Sanità: bye-bye Obamacare
L'impostazione «sociale», per non dire «socialista», di Obama in campo sanitario a Trump proprio non va giù. Per questo uno dei suoi cavalli di battaglia in campagna elettorale è stata la promessa di limitare l'espansione di Medicaid, il programma di assistenza per le fasce più deboli della popolazione, e di "interferire" con l'applicazione dell'Obamacare, cambiandone le linee guida. L'obiettivo a tendere è uno solo: farsi appoggiare dal Congresso per cancellare interamente la riforma e sostituirla con un nuovo sistema che ha già fatto sapere sarà "molto meglio".
Immigrazione: via tutti gli irregolari
Sul fronte immigrazione si gioca una delle partite più calde di questa America che si è riscoperta bianca e arrabbiata. Trump rispedirà a casa tutti gli irregolari ("Devono andarsene", ha tuonato), mentre per i figli degli immigrati senza documenti entrati dopo il 2007 e con al massimo 16 anni non ci saranno i famosi permessi biennali di lavoro rinnovabile. Non vuole certo disfare le famiglie ("Tenere unite le famiglie è una priorità"), ma è pur sempre necessaria "una nuova serie di standard".
Armi: il II° emendamento non si tocca
La difesa personale non si tocca. Ogni americano ha il diritto di possedere un'arma e di farsi giustizia da sé: è il mantra made in Usa con cui siamo cresciuti e che nessuno, nemmeno Obama, è mai riuscito realmente a scalfire. Prima ancora che l'ex Presidente annunciasse i suoi decreti per contrastare la violenza connessa all'uso delle armi, Trump aveva già annunciato che li avrebbe spazzati via. "Non mi piace nulla che abbia a che fare con la modifica del Secondo emendamento» ha fatto sapere.

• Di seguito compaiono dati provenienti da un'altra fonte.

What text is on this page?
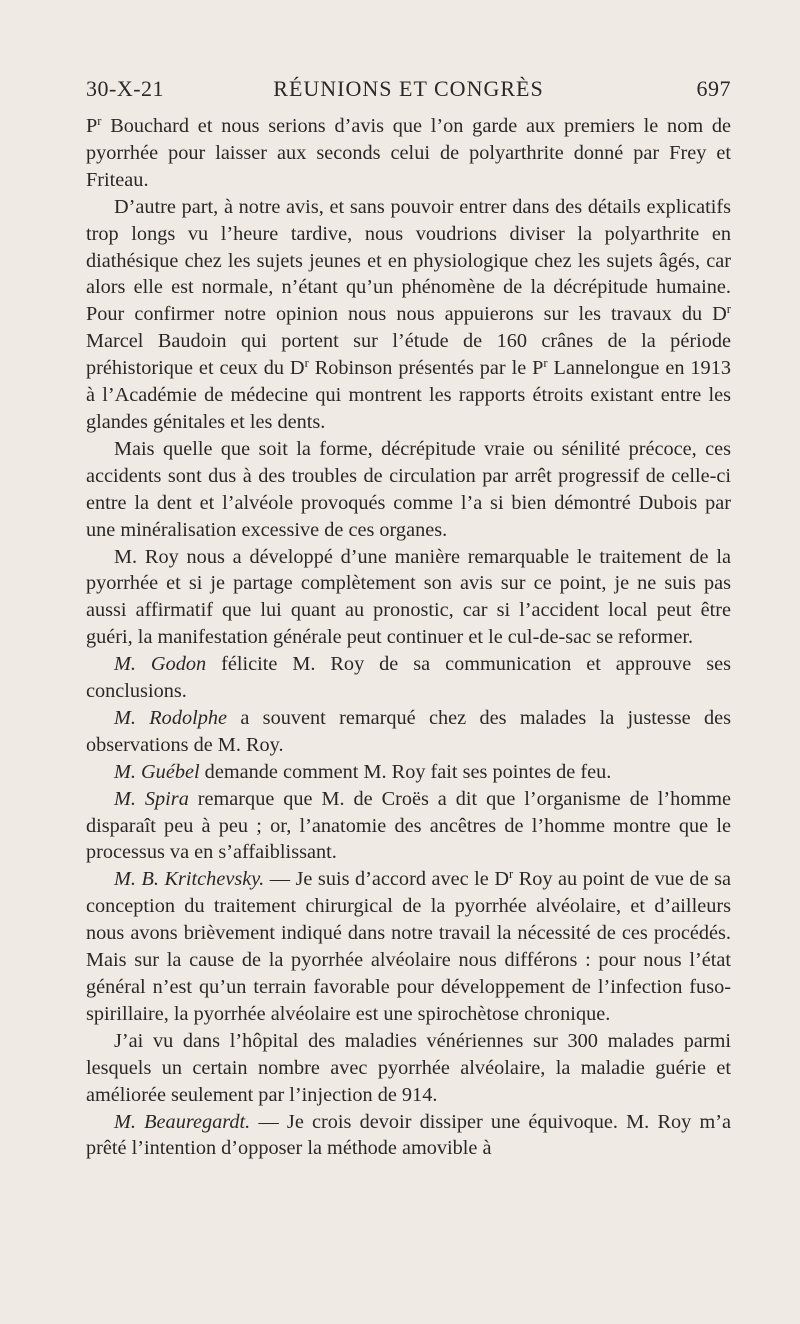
30-X-21	RÉUNIONS ET CONGRÈS	697

$P^r$ Bouchard et nous serions d’avis que l’on garde aux premiers le nom de pyorrhée pour laisser aux seconds celui de polyarthrite donné par Frey et Friteau.

D’autre part, à notre avis, et sans pouvoir entrer dans des détails explicatifs trop longs vu l’heure tardive, nous voudrions diviser la polyarthrite en diathésique chez les sujets jeunes et en physiologique chez les sujets âgés, car alors elle est normale, n’étant qu’un phénomène de la décrépitude humaine. Pour confirmer notre opinion nous nous appuierons sur les travaux du $D^r$ Marcel Baudoin qui portent sur l’étude de 160 crânes de la période préhistorique et ceux du $D^r$ Robinson présentés par le $P^r$ Lannelongue en 1913 à l’Académie de médecine qui montrent les rapports étroits existant entre les glandes génitales et les dents.

Mais quelle que soit la forme, décrépitude vraie ou sénilité précoce, ces accidents sont dus à des troubles de circulation par arrêt progressif de celle-ci entre la dent et l’alvéole provoqués comme l’a si bien démontré Dubois par une minéralisation excessive de ces organes.

M. Roy nous a développé d’une manière remarquable le traitement de la pyorrhée et si je partage complètement son avis sur ce point, je ne suis pas aussi affirmatif que lui quant au pronostic, car si l’accident local peut être guéri, la manifestation générale peut continuer et le cul-de-sac se reformer.

M. Godon félicite M. Roy de sa communication et approuve ses conclusions.

M. Rodolphe a souvent remarqué chez des malades la justesse des observations de M. Roy.

M. Guébel demande comment M. Roy fait ses pointes de feu.

M. Spira remarque que M. de Croës a dit que l’organisme de l’homme disparaît peu à peu ; or, l’anatomie des ancêtres de l’homme montre que le processus va en s’affaiblissant.

M. B. Kritchevsky. — Je suis d’accord avec le $D^r$ Roy au point de vue de sa conception du traitement chirurgical de la pyorrhée alvéolaire, et d’ailleurs nous avons brièvement indiqué dans notre travail la nécessité de ces procédés. Mais sur la cause de la pyorrhée alvéolaire nous différons : pour nous l’état général n’est qu’un terrain favorable pour développement de l’infection fuso-spirillaire, la pyorrhée alvéolaire est une spirochètose chronique.

J’ai vu dans l’hôpital des maladies vénériennes sur 300 malades parmi lesquels un certain nombre avec pyorrhée alvéolaire, la maladie guérie et améliorée seulement par l’injection de 914.

M. Beauregardt. — Je crois devoir dissiper une équivoque. M. Roy m’a prêté l’intention d’opposer la méthode amovible à
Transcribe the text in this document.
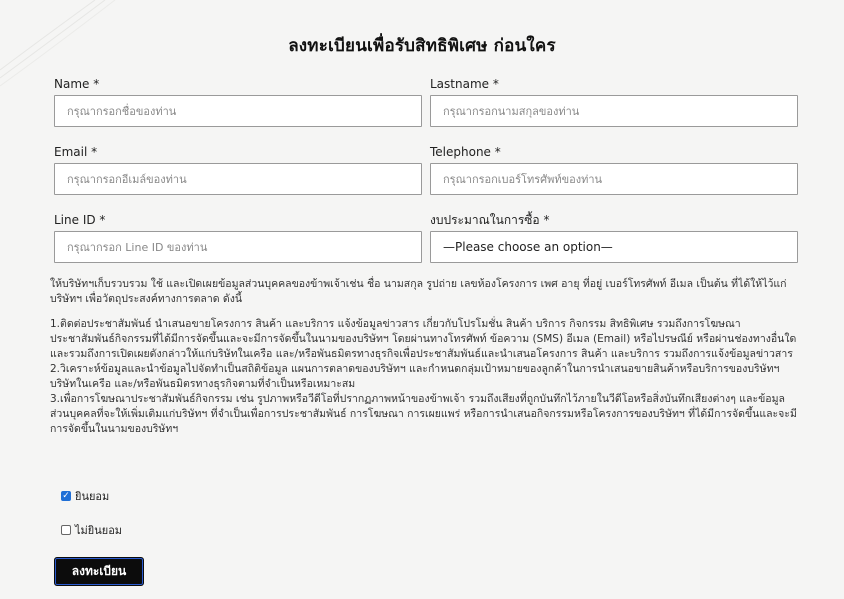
ลงทะเบียนเพื่อรับสิทธิพิเศษ ก่อนใคร
Name *
กรุณากรอกชื่อของท่าน
Lastname *
กรุณากรอกนามสกุลของท่าน
Email *
กรุณากรอกอีเมล์ของท่าน
Telephone *
กรุณากรอกเบอร์โทรศัพท์ของท่าน
Line ID *
กรุณากรอก Line ID ของท่าน
งบประมาณในการซื้อ *
—Please choose an option—

ให้บริษัทฯเก็บรวบรวม ใช้ และเปิดเผยข้อมูลส่วนบุคคลของข้าพเจ้าเช่น ชื่อ นามสกุล รูปถ่าย เลขห้องโครงการ เพศ อายุ ที่อยู่ เบอร์โทรศัพท์ อีเมล เป็นต้น ที่ได้ให้ไว้แก่บริษัทฯ เพื่อวัตถุประสงค์ทางการตลาด ดังนี้

1.ติดต่อประชาสัมพันธ์ นำเสนอขายโครงการ สินค้า และบริการ แจ้งข้อมูลข่าวสาร เกี่ยวกับโปรโมชั่น สินค้า บริการ กิจกรรม สิทธิพิเศษ รวมถึงการโฆษณาประชาสัมพันธ์กิจกรรมที่ได้มีการจัดขึ้นและจะมีการจัดขึ้นในนามของบริษัทฯ โดยผ่านทางโทรศัพท์ ข้อความ (SMS) อีเมล (Email) หรือไปรษณีย์ หรือผ่านช่องทางอื่นใดและรวมถึงการเปิดเผยดังกล่าวให้แก่บริษัทในเครือ และ/หรือพันธมิตรทางธุรกิจเพื่อประชาสัมพันธ์และนำเสนอโครงการ สินค้า และบริการ รวมถึงการแจ้งข้อมูลข่าวสาร

2.วิเคราะห์ข้อมูลและนำข้อมูลไปจัดทำเป็นสถิติข้อมูล แผนการตลาดของบริษัทฯ และกำหนดกลุ่มเป้าหมายของลูกค้าในการนำเสนอขายสินค้าหรือบริการของบริษัทฯ บริษัทในเครือ และ/หรือพันธมิตรทางธุรกิจตามที่จำเป็นหรือเหมาะสม

3.เพื่อการโฆษณาประชาสัมพันธ์กิจกรรม เช่น รูปภาพหรือวีดีโอที่ปรากฏภาพหน้าของข้าพเจ้า รวมถึงเสียงที่ถูกบันทึกไว้ภายในวีดีโอหรือสิ่งบันทึกเสียงต่างๆ และข้อมูลส่วนบุคคลที่จะให้เพิ่มเติมแก่บริษัทฯ ที่จำเป็นเพื่อการประชาสัมพันธ์ การโฆษณา การเผยแพร่ หรือการนำเสนอกิจกรรมหรือโครงการของบริษัทฯ ที่ได้มีการจัดขึ้นและจะมีการจัดขึ้นในนามของบริษัทฯ

✓ ยินยอม
ไม่ยินยอม
ลงทะเบียน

Cambiamento climatico: inutili allarmismi, avanti con la reindustrializzazione
Per ovvi motivi, protezione dell'ambiente e del clima non va a braccetto con rilocalizzazione delle fabbriche in America. Almeno non oggi. Gli investimenti in energia pulita sono troppo esosi, dunque la nuova industrializzazione a stelle e strisce non può essere ostacolata da «inutili» allarmismi sull'inquinamento. Trump ha promesso di cancellare l'accordo sul clima di Parigi entrato in vigore solo pochi giorni fa e di smantellare anche il Clean Power Plan, che limita le emissioni di Co2. A consigliarlo c'è Myron Ebell, a capo di un think tank ultraconservatore, da sempre in prima linea contro le responsabilità umane nel cambiamento climatico, che potrebbe essere scelto per guidare l'Agenzia di protezione ambientale.